Representatives from Dentsu's trading desk Amnet, Guardian News & Media, BSkyB and the media trading service The Exchange Lab told assembled executives from across the industry they expect creative agencies to adapt copy in real time in the future.
Sacha Bunatyan, the chief operating officer of Amnet UK, said: "We're not engaging with the creative agencies enough at the very beginning, to understand the big idea they want to communicate.
"It's an opportunity for us to feed through insights into how creative is performing on different platforms, to ensure that they can update the creative and bring it into this real-time ecosystem."
In the panel discussion on 'Programmatic Frontiers', the four experts discussed how advertising will adapt over the next three to five years to the rise of programmatic buying, which is increasingly used to serve ads in targeted spaces online, often through "surplus" inventory.
Veerle De Lombaerde, the global product director of The Exchange Lab, said she expects trading desks and creative agencies to work together more closely in future.
De Lombaerde said: "I think that's really going to start to create the step change in how [programmatic buying] is used in the whole marketing range."
She added that trading desks had a duty to "demystify" the process to the wider marketing industry.
"It's part of our responsibility talk about what it can deliver as a communications strategy, and to work with creative agencies to deliver that strategy and use the tools, rather than focusing on what the tools do," she said.
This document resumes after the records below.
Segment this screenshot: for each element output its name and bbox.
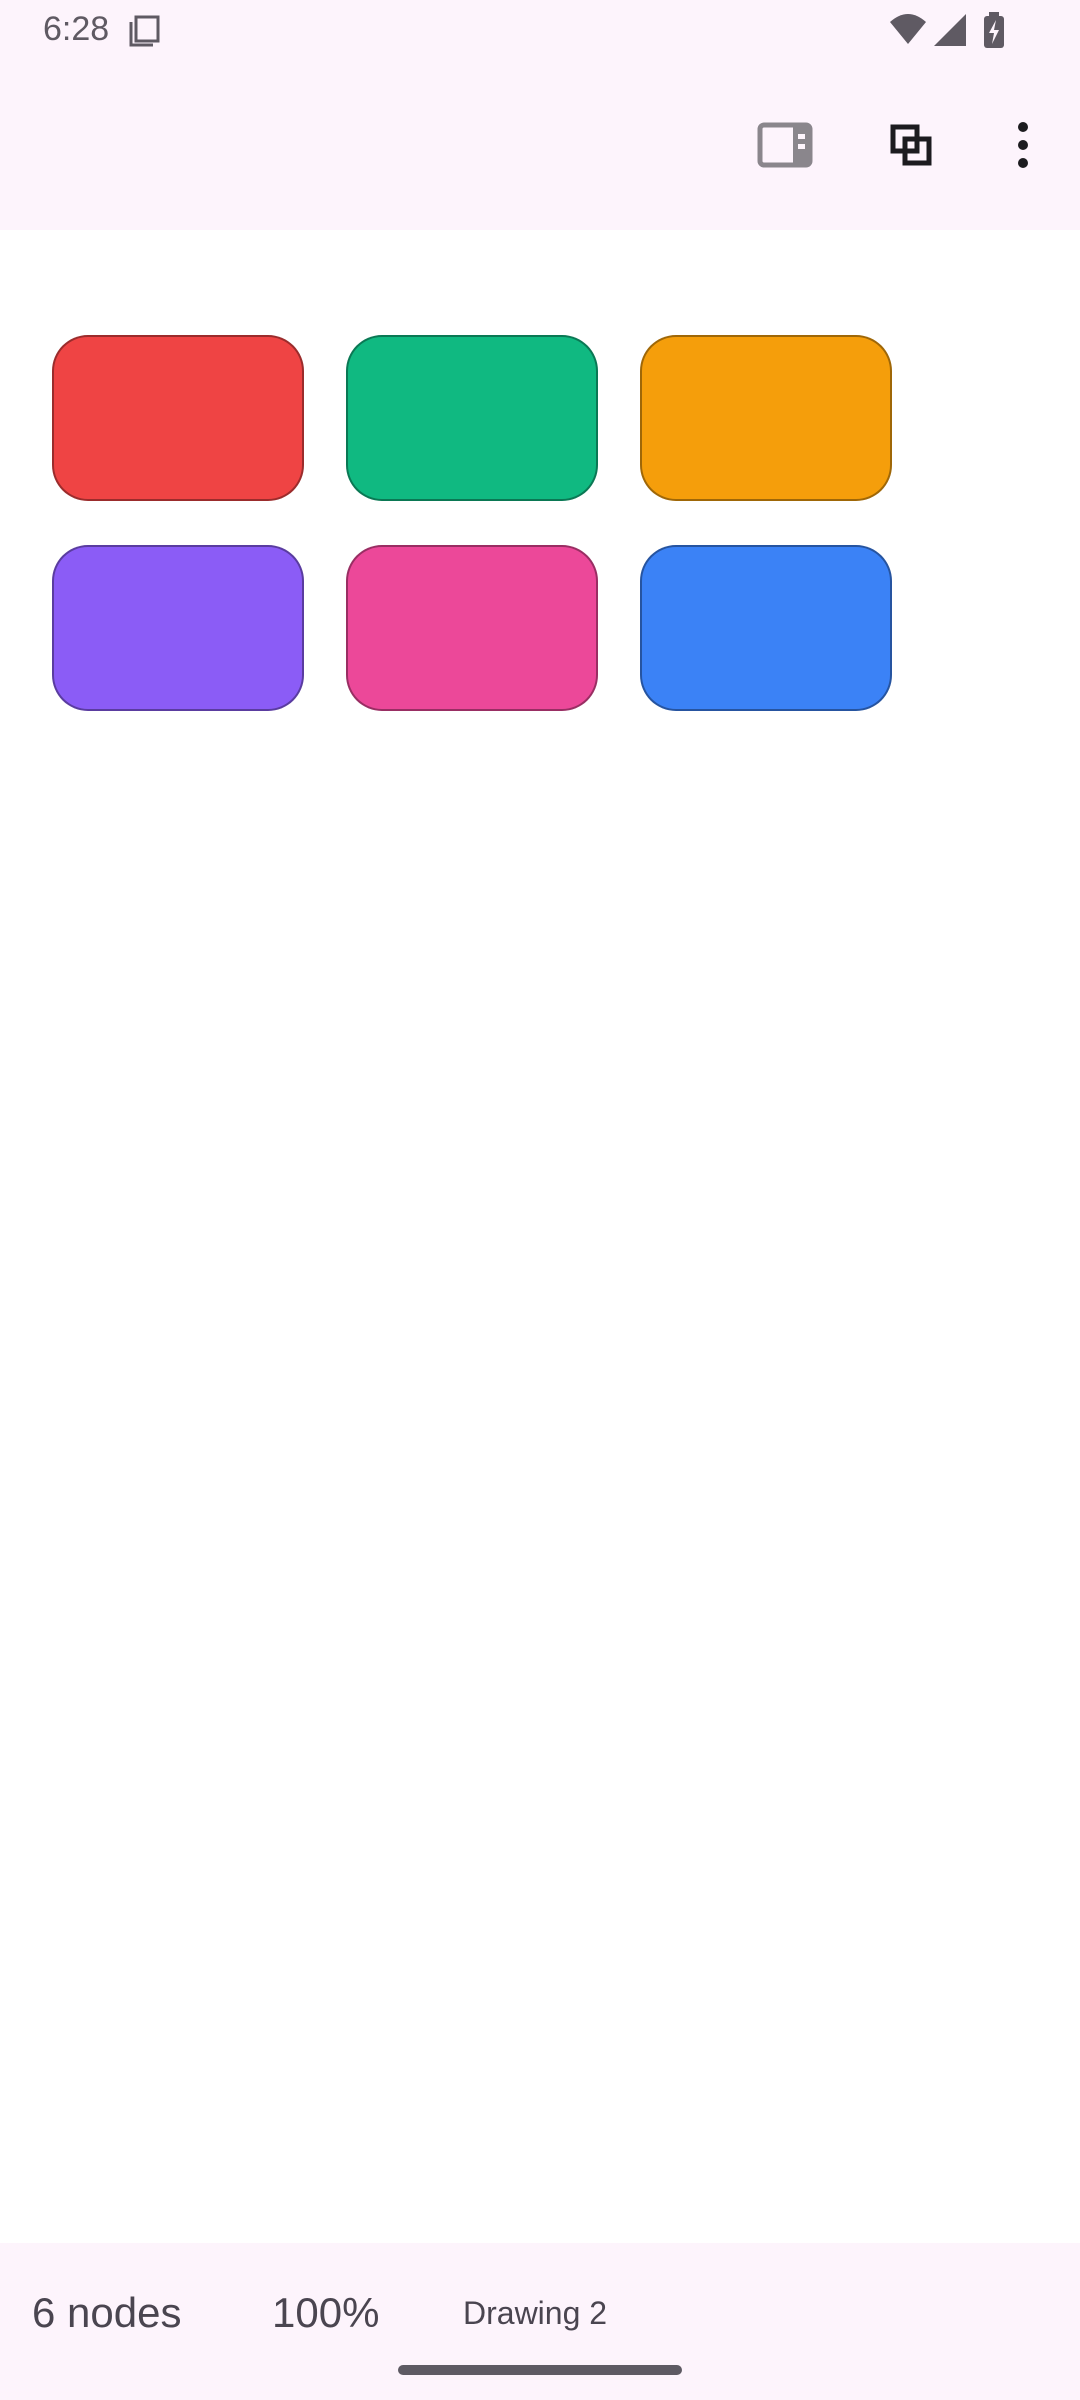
node-purple[interactable] (52, 545, 304, 711)
battery-charging-icon (982, 10, 1006, 50)
drawing-canvas[interactable] (0, 230, 1080, 2243)
node-pink[interactable] (346, 545, 598, 711)
navigation-handle[interactable] (398, 2365, 682, 2375)
drawing-name: Drawing 2 (463, 2295, 608, 2331)
side-panel-button[interactable] (750, 112, 820, 182)
node-red[interactable] (52, 335, 304, 501)
side-panel-icon (757, 122, 813, 173)
status-bar: 6:28 (0, 0, 1080, 62)
node-green[interactable] (346, 335, 598, 501)
layers-button[interactable] (876, 112, 946, 182)
node-blue[interactable] (640, 545, 892, 711)
node-count: 6 nodes (32, 2289, 182, 2336)
app-bar (0, 62, 1080, 230)
cellular-signal-icon (932, 10, 968, 50)
bottom-status-bar: 6 nodes 100% Drawing 2 (0, 2243, 1080, 2400)
status-time: 6:28 (43, 10, 110, 48)
more-options-icon (1015, 121, 1031, 174)
wifi-icon (888, 10, 928, 50)
zoom-level[interactable]: 100% (272, 2289, 379, 2337)
node-orange[interactable] (640, 335, 892, 501)
layers-icon (889, 123, 933, 172)
document-icon (127, 14, 161, 48)
more-options-button[interactable] (988, 112, 1058, 182)
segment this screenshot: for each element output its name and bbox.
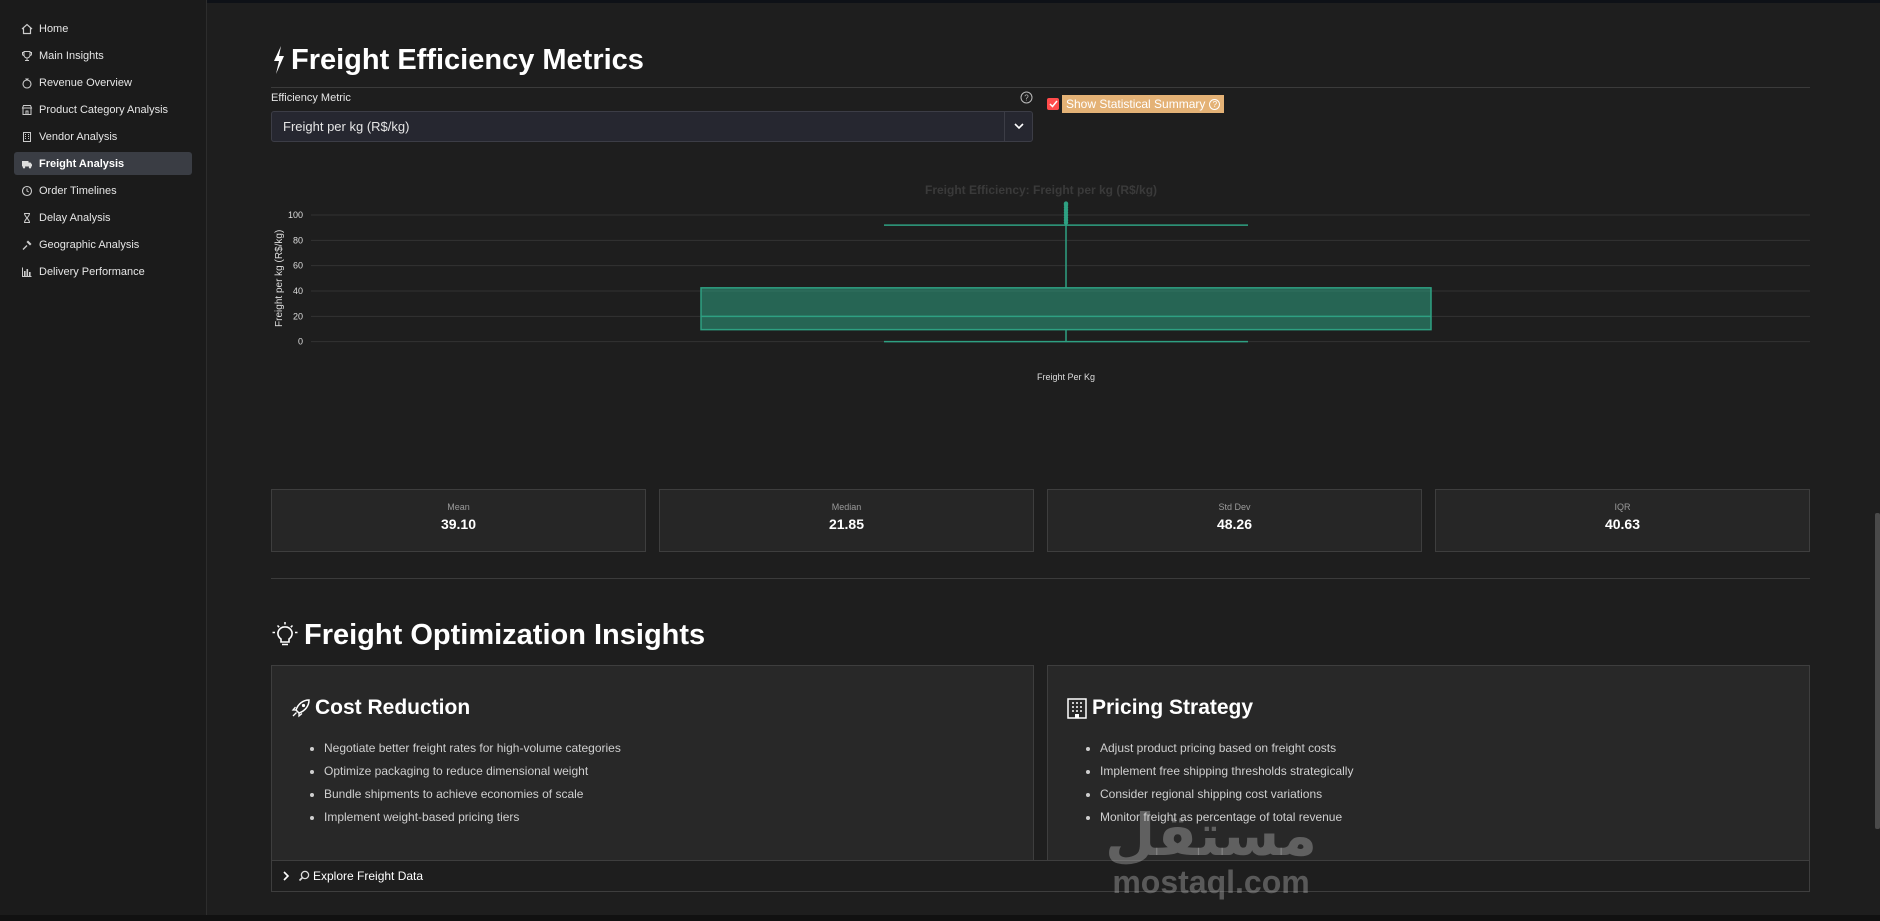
bar-chart-icon — [20, 265, 33, 278]
y-tick-label: 0 — [298, 337, 303, 347]
efficiency-metric-select[interactable]: Freight per kg (R$/kg) — [271, 111, 1033, 142]
sidebar-item-vendor-analysis[interactable]: Vendor Analysis — [14, 125, 192, 148]
y-tick-label: 100 — [288, 210, 303, 220]
section-title-text: Freight Optimization Insights — [304, 618, 706, 651]
store-icon — [20, 103, 33, 116]
box-plot-svg: Freight Efficiency: Freight per kg (R$/k… — [274, 183, 1810, 382]
bottom-bar — [0, 915, 1880, 921]
sidebar-item-label: Vendor Analysis — [39, 130, 118, 143]
stat-label: Std Dev — [1218, 502, 1251, 512]
card-title-text: Pricing Strategy — [1092, 696, 1254, 719]
freight-box-plot: Freight Efficiency: Freight per kg (R$/k… — [271, 170, 1810, 440]
sidebar-item-label: Delivery Performance — [39, 265, 145, 278]
watermark-arabic: مستقل — [1104, 801, 1318, 869]
divider — [271, 87, 1810, 88]
stat-card-median: Median 21.85 — [659, 489, 1034, 552]
y-axis-label: Freight per kg (R$/kg) — [274, 230, 285, 327]
expander-label: Explore Freight Data — [313, 869, 424, 883]
sidebar-item-revenue-overview[interactable]: Revenue Overview — [14, 71, 192, 94]
help-icon[interactable]: ? — [1020, 91, 1033, 104]
chevron-down-icon[interactable] — [1004, 112, 1032, 141]
stat-value: 40.63 — [1604, 516, 1641, 532]
watermark: مستقل mostaql.com — [1096, 805, 1326, 899]
lightning-icon — [271, 45, 287, 75]
stat-value: 21.85 — [828, 516, 865, 532]
sidebar-item-label: Home — [39, 22, 69, 35]
pin-icon — [20, 238, 33, 251]
checkbox-label: Show Statistical Summary ? — [1062, 95, 1225, 113]
sidebar-item-geographic-analysis[interactable]: Geographic Analysis — [14, 233, 192, 256]
x-tick-label: Freight Per Kg — [1037, 372, 1095, 382]
checkbox-label-text: Show Statistical Summary — [1066, 97, 1206, 111]
sidebar-item-label: Product Category Analysis — [39, 103, 169, 116]
efficiency-section-title: Freight Efficiency Metrics — [271, 40, 644, 80]
list-item: Adjust product pricing based on freight … — [1100, 740, 1353, 763]
building-icon — [20, 130, 33, 143]
sidebar-item-label: Order Timelines — [39, 184, 117, 197]
list-item: Bundle shipments to achieve economies of… — [324, 786, 621, 809]
list-item: Optimize packaging to reduce dimensional… — [324, 763, 621, 786]
svg-text:?: ? — [1024, 93, 1029, 102]
lightbulb-icon — [271, 621, 299, 649]
watermark-latin: mostaql.com — [1112, 864, 1310, 900]
list-item: Implement weight-based pricing tiers — [324, 809, 621, 832]
divider — [271, 578, 1810, 579]
explore-freight-data-expander[interactable]: Explore Freight Data — [271, 860, 1810, 892]
card-title: Pricing Strategy — [1066, 696, 1253, 720]
statistical-summary-toggle[interactable]: Show Statistical Summary ? — [1047, 95, 1225, 113]
cost-reduction-card: Cost Reduction Negotiate better freight … — [271, 665, 1034, 861]
sidebar-item-label: Freight Analysis — [39, 157, 125, 170]
stat-label: Median — [831, 502, 862, 512]
efficiency-metric-label: Efficiency Metric — [271, 92, 351, 104]
sidebar-item-label: Main Insights — [39, 49, 104, 62]
select-value: Freight per kg (R$/kg) — [283, 119, 410, 134]
sidebar-item-product-category[interactable]: Product Category Analysis — [14, 98, 192, 121]
stat-label: IQR — [1614, 502, 1631, 512]
card-title: Cost Reduction — [290, 696, 470, 720]
insights-section-title: Freight Optimization Insights — [271, 615, 705, 655]
iqr-box — [700, 287, 1432, 331]
stat-value: 48.26 — [1216, 516, 1253, 532]
sidebar: Home Main Insights Revenue Overview Prod… — [0, 0, 207, 921]
clock-icon — [20, 184, 33, 197]
list-item: Implement free shipping thresholds strat… — [1100, 763, 1353, 786]
sidebar-item-order-timelines[interactable]: Order Timelines — [14, 179, 192, 202]
stat-label: Mean — [447, 502, 470, 512]
sidebar-item-freight-analysis[interactable]: Freight Analysis — [14, 152, 192, 175]
stat-card-mean: Mean 39.10 — [271, 489, 646, 552]
money-icon — [20, 76, 33, 89]
cost-reduction-list: Negotiate better freight rates for high-… — [324, 740, 621, 832]
chevron-right-icon — [282, 871, 290, 881]
y-tick-label: 40 — [293, 286, 303, 296]
help-icon[interactable]: ? — [1209, 98, 1221, 110]
main-content: Freight Efficiency Metrics Efficiency Me… — [271, 0, 1810, 921]
stat-card-iqr: IQR 40.63 — [1435, 489, 1810, 552]
hourglass-icon — [20, 211, 33, 224]
y-tick-label: 80 — [293, 235, 303, 245]
chart-title: Freight Efficiency: Freight per kg (R$/k… — [925, 183, 1157, 197]
sidebar-item-main-insights[interactable]: Main Insights — [14, 44, 192, 67]
building-icon — [1066, 697, 1088, 719]
section-title-text: Freight Efficiency Metrics — [291, 43, 644, 76]
outlier-point — [1063, 201, 1069, 206]
trophy-icon — [20, 49, 33, 62]
sidebar-item-label: Revenue Overview — [39, 76, 132, 89]
search-icon — [298, 870, 310, 882]
truck-icon — [20, 157, 33, 170]
sidebar-item-delivery-performance[interactable]: Delivery Performance — [14, 260, 192, 283]
stat-value: 39.10 — [440, 516, 477, 532]
sidebar-item-home[interactable]: Home — [14, 17, 192, 40]
sidebar-item-label: Delay Analysis — [39, 211, 111, 224]
rocket-icon — [290, 697, 312, 719]
list-item: Negotiate better freight rates for high-… — [324, 740, 621, 763]
card-title-text: Cost Reduction — [315, 696, 471, 719]
y-tick-label: 20 — [293, 311, 303, 321]
stat-card-std-dev: Std Dev 48.26 — [1047, 489, 1422, 552]
sidebar-item-delay-analysis[interactable]: Delay Analysis — [14, 206, 192, 229]
sidebar-item-label: Geographic Analysis — [39, 238, 140, 251]
y-tick-label: 60 — [293, 261, 303, 271]
home-icon — [20, 22, 33, 35]
checkbox[interactable] — [1047, 98, 1059, 110]
scrollbar[interactable] — [1875, 513, 1880, 829]
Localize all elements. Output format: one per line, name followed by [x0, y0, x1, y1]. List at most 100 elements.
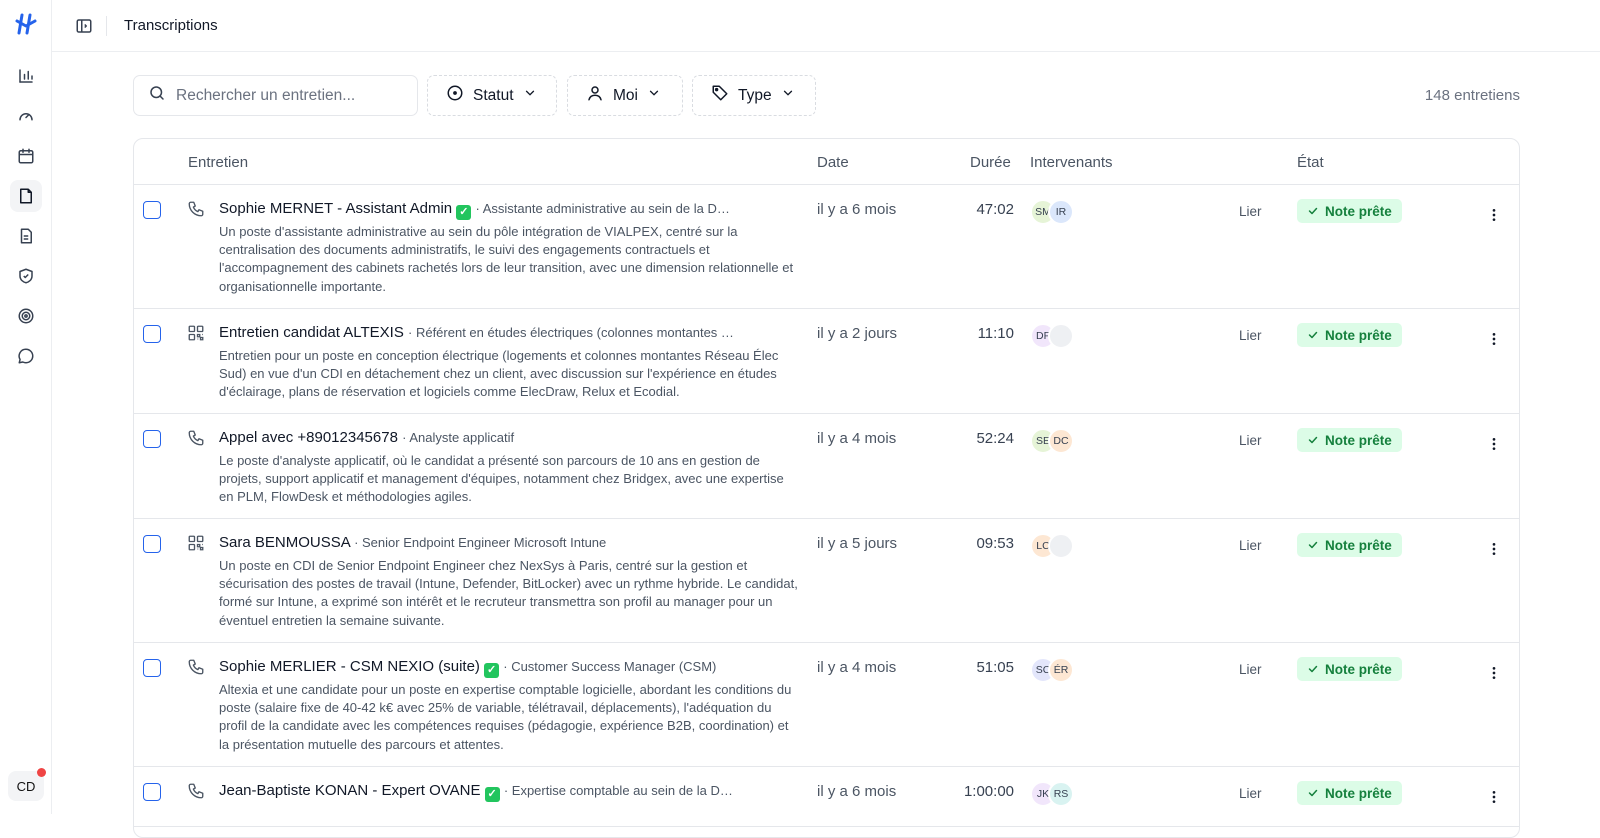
user-filter-label: Moi: [613, 86, 638, 104]
status-badge: Note prête: [1297, 781, 1402, 805]
table-row[interactable]: Appel avec +89012345678 · Analyste appli…: [134, 414, 1519, 519]
row-title[interactable]: Appel avec +89012345678 · Analyste appli…: [219, 429, 749, 446]
link-button[interactable]: Lier: [1239, 662, 1262, 677]
column-intervenants[interactable]: Intervenants: [1030, 154, 1113, 171]
participant-avatar[interactable]: [1048, 323, 1074, 349]
table-body: Sophie MERNET - Assistant Admin ✓ · Assi…: [134, 185, 1519, 827]
table-header: Entretien Date Durée Intervenants État: [134, 139, 1519, 185]
chevron-down-icon: [781, 86, 795, 105]
column-etat[interactable]: État: [1297, 154, 1324, 171]
status-filter-label: Statut: [473, 86, 514, 104]
tag-icon: [711, 84, 729, 107]
participants[interactable]: SM IR: [1030, 199, 1074, 225]
verified-check-icon: ✓: [484, 787, 500, 802]
participant-avatar[interactable]: IR: [1048, 199, 1074, 225]
table-row[interactable]: Entretien candidat ALTEXIS · Référent en…: [134, 309, 1519, 414]
row-title[interactable]: Entretien candidat ALTEXIS · Référent en…: [219, 324, 749, 341]
document-icon[interactable]: [16, 226, 36, 246]
participant-avatar[interactable]: RS: [1048, 781, 1074, 807]
shield-check-icon[interactable]: [16, 266, 36, 286]
link-button[interactable]: Lier: [1239, 786, 1262, 801]
gauge-icon[interactable]: [16, 106, 36, 126]
user-icon: [586, 84, 604, 107]
row-checkbox[interactable]: [143, 659, 161, 677]
row-checkbox[interactable]: [143, 201, 161, 219]
participant-avatar[interactable]: [1048, 533, 1074, 559]
more-options-icon[interactable]: [1484, 539, 1504, 559]
table-row[interactable]: Jean-Baptiste KONAN - Expert OVANE ✓ · E…: [134, 767, 1519, 827]
user-filter-button[interactable]: Moi: [567, 75, 683, 116]
row-checkbox[interactable]: [143, 325, 161, 343]
row-subtitle: · Assistante administrative au sein de l…: [475, 201, 730, 216]
verified-check-icon: ✓: [456, 205, 472, 220]
search-icon: [148, 84, 166, 107]
participants[interactable]: LC: [1030, 533, 1074, 559]
row-duration: 52:24: [976, 430, 1014, 447]
row-duration: 51:05: [976, 659, 1014, 676]
link-button[interactable]: Lier: [1239, 433, 1262, 448]
chat-icon[interactable]: [16, 346, 36, 366]
calendar-icon[interactable]: [16, 146, 36, 166]
chevron-down-icon: [647, 86, 661, 105]
check-icon: [1307, 434, 1319, 446]
link-button[interactable]: Lier: [1239, 204, 1262, 219]
row-date: il y a 6 mois: [817, 201, 897, 218]
link-button[interactable]: Lier: [1239, 328, 1262, 343]
status-badge-label: Note prête: [1325, 327, 1392, 343]
table-row[interactable]: Sophie MERLIER - CSM NEXIO (suite) ✓ · C…: [134, 643, 1519, 767]
transcriptions-icon[interactable]: [16, 186, 36, 206]
link-button[interactable]: Lier: [1239, 538, 1262, 553]
qr-icon: [187, 324, 205, 342]
status-badge-label: Note prête: [1325, 785, 1392, 801]
row-checkbox[interactable]: [143, 430, 161, 448]
participant-avatar[interactable]: DC: [1048, 428, 1074, 454]
participants[interactable]: SC ÉR: [1030, 657, 1074, 683]
status-badge-label: Note prête: [1325, 432, 1392, 448]
row-title[interactable]: Sophie MERNET - Assistant Admin ✓ · Assi…: [219, 200, 749, 220]
chart-icon[interactable]: [16, 66, 36, 86]
more-options-icon[interactable]: [1484, 787, 1504, 807]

Tim Gentry, the revenue director of Guardian News & Media, agreed that creative agencies are not using the opportunities real time buying offers regularly.
Gentry said: "There's broad spread adoption of programmatic buying strategy, with real time bidding (RTB) as a sophisticated way to execute traditional buys.
"But that's broadly a media strategy, rather than a creative strategy. We don't see huge amounts of use of real-time creative."
The panel followed research launched at last week's Association of Online Publishers conference, which found that three quarters of online publishers expect programmatic buying to increase in the next year.
De Lombaerde said: "It's a conversation that we need to start having, because there's a lot of opportunity for programmatic to lend its distribution channels to a creative idea in a useful manner."
The Exhange lab is considering talking to creative agencies about AB testing for creative work, ahead of pitches. She said closer collaboration with bidding platforms could offer creatives an insight into adapting work for different platforms:
"What works on TV is not necessarily the right messaging for programmatic," de Lombaerde said.